Guest post by Tina Thawani, a student in the 2014 Byrne seminar on weedy plants
A couple weeks ago I had to “Combat Plant Blindness” by showing someone a weed, identifying it, and telling them a bit about weeds in general. I ran down a hill on Livingston campus and tugged on a plant that looked a bit like Queen Anne’s Lace. I brought it back to my friend Rachel who was staring at me as if I was crazy, and explained that it was considered a weed. She took one look at it and exclaimed, “Really? I didn’t know weeds could be so pretty.” I then went on to explain to her the basis of the seminar: weeds, and the false image society has of them.
Intrigued, the next day I decided to ask my roommate and a couple other people in my hall how they felt about weeds, as a miniature survey. After hearing their initial reaction, I explained to them the real story behind weeds, then asked them again.
I first asked Nikki, an accounting major from across the hall. “So what do you know about weedy plants?”
Nikki stifled a groan. “Ugh, they’re so annoying. I have to weed them out myself at our garden at home and it’s a lot of work to manage. Why?”
“Well,” I started, “The term weeds is actually a subjective term, characterized almost exclusively by the fact that we humans don’t want that plant in our lawns and fields of view. They tend to grow in abundance, and since they grow in places they weren’t planted, it’s actually an indication that they are evolutionarily more fit for the environment they occupy. Many plants we call weeds, in other countries are considered useful and are even appreciated; for example, a weed called chicory can be used as a coffee substitute, and it is in many countries. A weed called Queen Anne’s Lace is actually in the same species as carrots. A weed called fennel can make nice after-meal mints, and mulberry, a woody weed, can be used to make paper and medicinal tea. Sometimes, plants aren’t invasive, which means that they spread everywhere quickly, in their native countries, but when they’re brought to a different country through human interference, they react differently with the climate and habitat. Basically, most weeds happen solely because of us.”
“That’s cool,” Nikki said, nodding. “That kinda opened up my definition of what weeds were, I never really saw it like that… but it doesn’t change the fact that I have to go through all this work. I wish more people cared less about their gardens being perfect so that we could fully understand the role and possible benefits of weeds in our garden. If the weeds weren’t so invasive, though, I don’t think they’d be so bad.”
Next, I asked my roommate, Sarah, a biology major. “What do you think of weeds?” “Umm… weeds…they always get in the way of gardening and outdoorsy stuff like that right?” she said. After giving him the same spiel I gave Nikki, her viewpoint had changed.
“You’re right! They’re evolutionarily better, and I believe in evolution.

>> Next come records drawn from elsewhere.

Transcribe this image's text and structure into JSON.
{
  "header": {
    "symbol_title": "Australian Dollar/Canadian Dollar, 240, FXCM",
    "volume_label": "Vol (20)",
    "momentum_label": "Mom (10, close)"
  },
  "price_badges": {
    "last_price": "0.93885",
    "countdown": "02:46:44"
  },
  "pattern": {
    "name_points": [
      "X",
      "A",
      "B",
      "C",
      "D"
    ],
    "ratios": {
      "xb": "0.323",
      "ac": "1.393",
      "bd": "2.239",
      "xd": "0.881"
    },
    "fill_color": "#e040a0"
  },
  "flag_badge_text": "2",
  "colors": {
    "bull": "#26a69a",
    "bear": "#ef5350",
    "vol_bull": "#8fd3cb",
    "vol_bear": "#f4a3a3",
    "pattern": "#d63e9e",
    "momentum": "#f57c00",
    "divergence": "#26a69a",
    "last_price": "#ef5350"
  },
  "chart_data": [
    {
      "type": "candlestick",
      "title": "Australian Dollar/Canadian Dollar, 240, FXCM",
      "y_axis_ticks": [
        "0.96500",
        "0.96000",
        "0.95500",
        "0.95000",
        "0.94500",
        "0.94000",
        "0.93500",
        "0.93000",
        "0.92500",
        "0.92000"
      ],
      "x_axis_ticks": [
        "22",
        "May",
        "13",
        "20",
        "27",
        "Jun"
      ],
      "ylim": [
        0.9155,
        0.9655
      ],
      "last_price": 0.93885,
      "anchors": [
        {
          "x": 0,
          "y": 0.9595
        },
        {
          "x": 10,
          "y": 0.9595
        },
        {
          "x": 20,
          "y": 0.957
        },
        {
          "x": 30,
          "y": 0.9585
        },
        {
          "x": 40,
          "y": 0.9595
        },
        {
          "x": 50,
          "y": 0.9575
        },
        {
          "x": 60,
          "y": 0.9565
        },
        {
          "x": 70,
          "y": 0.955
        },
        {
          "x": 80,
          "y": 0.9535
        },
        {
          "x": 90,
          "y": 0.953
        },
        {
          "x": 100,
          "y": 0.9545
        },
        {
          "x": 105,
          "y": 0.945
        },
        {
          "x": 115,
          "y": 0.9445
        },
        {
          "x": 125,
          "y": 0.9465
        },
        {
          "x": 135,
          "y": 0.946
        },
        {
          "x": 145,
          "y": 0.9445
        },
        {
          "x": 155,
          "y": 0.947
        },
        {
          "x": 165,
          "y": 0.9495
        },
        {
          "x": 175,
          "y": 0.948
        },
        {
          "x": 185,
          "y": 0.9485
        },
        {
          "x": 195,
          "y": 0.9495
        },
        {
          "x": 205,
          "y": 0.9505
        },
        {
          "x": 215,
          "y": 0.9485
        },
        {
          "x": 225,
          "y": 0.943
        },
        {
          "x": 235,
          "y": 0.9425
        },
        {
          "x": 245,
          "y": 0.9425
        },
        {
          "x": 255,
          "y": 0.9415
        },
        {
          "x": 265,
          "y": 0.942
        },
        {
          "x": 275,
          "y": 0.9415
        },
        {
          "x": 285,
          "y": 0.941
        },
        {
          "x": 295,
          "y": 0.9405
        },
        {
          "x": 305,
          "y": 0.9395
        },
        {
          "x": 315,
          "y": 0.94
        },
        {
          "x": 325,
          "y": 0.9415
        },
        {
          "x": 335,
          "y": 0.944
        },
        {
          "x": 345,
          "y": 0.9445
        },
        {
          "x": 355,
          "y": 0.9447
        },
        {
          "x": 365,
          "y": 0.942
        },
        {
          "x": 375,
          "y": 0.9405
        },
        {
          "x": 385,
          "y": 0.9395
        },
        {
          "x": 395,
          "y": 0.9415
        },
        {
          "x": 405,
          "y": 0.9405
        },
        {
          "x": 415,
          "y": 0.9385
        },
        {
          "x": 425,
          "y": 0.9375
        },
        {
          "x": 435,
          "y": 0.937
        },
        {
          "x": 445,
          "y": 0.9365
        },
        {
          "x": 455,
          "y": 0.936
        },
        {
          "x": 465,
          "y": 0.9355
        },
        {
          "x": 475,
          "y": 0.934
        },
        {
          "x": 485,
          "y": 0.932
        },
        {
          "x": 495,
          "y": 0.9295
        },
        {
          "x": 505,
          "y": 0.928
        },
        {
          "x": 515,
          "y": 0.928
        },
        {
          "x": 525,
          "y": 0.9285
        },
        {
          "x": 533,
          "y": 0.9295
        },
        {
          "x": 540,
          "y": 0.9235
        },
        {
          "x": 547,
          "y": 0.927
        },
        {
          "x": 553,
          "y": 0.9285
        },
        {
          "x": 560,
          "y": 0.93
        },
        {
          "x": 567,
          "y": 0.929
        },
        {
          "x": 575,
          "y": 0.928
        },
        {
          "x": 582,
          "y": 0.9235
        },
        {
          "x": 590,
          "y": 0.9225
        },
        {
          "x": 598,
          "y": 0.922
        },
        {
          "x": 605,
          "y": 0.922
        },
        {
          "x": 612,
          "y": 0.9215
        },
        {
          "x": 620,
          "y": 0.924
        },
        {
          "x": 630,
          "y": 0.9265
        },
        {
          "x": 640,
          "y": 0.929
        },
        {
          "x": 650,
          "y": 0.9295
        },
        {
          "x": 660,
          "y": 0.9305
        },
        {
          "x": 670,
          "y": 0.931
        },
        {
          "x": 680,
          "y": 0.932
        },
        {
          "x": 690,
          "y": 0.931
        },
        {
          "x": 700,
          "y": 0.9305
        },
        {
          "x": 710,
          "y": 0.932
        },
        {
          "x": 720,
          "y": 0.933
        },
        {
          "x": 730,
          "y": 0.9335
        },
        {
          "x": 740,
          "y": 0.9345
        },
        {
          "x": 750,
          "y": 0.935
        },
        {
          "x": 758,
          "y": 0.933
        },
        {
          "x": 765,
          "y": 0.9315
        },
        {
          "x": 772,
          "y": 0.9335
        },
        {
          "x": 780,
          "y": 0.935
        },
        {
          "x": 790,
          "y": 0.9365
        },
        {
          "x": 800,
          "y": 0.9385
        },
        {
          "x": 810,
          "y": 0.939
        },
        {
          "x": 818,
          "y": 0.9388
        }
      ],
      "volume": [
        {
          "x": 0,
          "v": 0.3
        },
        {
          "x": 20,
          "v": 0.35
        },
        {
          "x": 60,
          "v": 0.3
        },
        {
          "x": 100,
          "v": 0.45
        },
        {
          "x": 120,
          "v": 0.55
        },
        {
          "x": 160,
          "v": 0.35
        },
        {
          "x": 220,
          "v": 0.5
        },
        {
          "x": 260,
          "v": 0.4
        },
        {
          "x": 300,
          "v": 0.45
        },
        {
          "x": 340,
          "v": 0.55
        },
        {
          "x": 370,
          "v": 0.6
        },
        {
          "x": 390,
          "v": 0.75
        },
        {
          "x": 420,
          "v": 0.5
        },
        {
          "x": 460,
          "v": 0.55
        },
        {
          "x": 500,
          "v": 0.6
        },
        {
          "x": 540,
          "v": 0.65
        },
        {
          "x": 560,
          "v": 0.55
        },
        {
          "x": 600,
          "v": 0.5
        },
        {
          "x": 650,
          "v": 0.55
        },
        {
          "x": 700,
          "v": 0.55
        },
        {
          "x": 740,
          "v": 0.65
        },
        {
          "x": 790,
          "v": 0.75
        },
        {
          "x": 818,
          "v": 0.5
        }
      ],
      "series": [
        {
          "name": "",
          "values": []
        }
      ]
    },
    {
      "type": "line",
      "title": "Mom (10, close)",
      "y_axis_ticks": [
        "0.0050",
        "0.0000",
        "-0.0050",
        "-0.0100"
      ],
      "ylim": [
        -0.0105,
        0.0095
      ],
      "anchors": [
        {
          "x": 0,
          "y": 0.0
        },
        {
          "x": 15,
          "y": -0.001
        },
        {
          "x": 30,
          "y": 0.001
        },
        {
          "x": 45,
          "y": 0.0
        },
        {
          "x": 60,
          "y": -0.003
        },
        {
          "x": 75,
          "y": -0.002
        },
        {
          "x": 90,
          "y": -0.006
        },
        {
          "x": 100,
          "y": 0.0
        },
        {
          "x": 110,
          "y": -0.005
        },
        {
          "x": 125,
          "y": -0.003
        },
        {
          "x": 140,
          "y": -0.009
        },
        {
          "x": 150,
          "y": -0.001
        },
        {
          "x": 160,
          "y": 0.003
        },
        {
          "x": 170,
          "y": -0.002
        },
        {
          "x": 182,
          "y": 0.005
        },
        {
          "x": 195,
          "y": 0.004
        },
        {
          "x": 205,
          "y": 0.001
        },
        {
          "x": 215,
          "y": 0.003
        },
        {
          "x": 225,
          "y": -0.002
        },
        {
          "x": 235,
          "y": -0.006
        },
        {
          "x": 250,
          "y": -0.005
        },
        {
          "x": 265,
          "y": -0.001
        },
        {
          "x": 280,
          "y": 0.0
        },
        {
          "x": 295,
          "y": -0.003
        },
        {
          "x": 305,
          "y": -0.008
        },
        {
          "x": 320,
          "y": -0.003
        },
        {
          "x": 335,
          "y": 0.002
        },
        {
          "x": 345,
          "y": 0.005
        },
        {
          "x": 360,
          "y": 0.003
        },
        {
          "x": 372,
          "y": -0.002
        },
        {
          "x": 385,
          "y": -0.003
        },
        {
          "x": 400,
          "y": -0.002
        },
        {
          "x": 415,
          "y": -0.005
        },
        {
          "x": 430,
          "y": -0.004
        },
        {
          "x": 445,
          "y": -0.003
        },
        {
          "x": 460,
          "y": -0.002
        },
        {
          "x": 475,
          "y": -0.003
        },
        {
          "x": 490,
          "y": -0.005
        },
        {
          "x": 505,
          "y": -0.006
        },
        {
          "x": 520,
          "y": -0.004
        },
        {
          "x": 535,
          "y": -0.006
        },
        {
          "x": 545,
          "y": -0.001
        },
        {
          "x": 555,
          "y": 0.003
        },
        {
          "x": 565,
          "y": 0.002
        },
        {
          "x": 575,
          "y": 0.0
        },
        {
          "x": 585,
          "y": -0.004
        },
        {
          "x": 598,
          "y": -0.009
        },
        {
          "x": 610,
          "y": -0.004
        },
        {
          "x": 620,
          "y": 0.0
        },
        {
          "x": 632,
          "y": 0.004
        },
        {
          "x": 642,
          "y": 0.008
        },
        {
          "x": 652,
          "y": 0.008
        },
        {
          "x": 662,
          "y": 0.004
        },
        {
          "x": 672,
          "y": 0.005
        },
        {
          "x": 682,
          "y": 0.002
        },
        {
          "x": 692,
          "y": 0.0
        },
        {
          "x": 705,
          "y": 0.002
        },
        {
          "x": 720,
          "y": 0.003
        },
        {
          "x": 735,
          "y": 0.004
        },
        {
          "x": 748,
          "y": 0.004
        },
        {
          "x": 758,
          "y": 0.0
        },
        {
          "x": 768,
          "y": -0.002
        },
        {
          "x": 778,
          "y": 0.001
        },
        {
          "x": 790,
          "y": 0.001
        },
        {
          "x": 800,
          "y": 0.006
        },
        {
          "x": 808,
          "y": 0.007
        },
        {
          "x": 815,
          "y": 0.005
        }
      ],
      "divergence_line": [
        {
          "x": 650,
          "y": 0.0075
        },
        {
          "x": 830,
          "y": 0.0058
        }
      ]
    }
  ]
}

They’re annoying, but hey, they’re plants, and they have the same right as other plants.”
Lastly, I asked a guy who was playing pool with his friend in the first floor lounge. “What do you think of weedy plants?” I asked.
“I think it should be legalized. It’s better for the economy.” he said, as he twirled his pool stick.
“No, I mean, the other type. Not marijuana,” I said with a sigh.
“Oh! Oh. Those. Sorry. Uh… weeds… well, they’re stupid and annoying. My dad has someone come in and weed the garden every month or so, cuz they grow so fast!”
After he heard my speech, I asked him again - “So, what do you think of weeds now?”
“Wow, I didn’t even know there was more than one type of weed. Wait, so if they’re useful and diverse, why do we insist on planting our own flowers and removing the one that can grow there easily? Ugh, Americans.”
One thing I’ve confirmed from this experiment is that nobody really initially has a positive view, or even a neutral view, on weeds. Yet, once they learn more about them, people are more sympathetic towards them. I believe if people took my seminar on weeds, they too, would have a completely different viewpoint on weeds than they did before. Like in most aspects of life, education is the cure-all.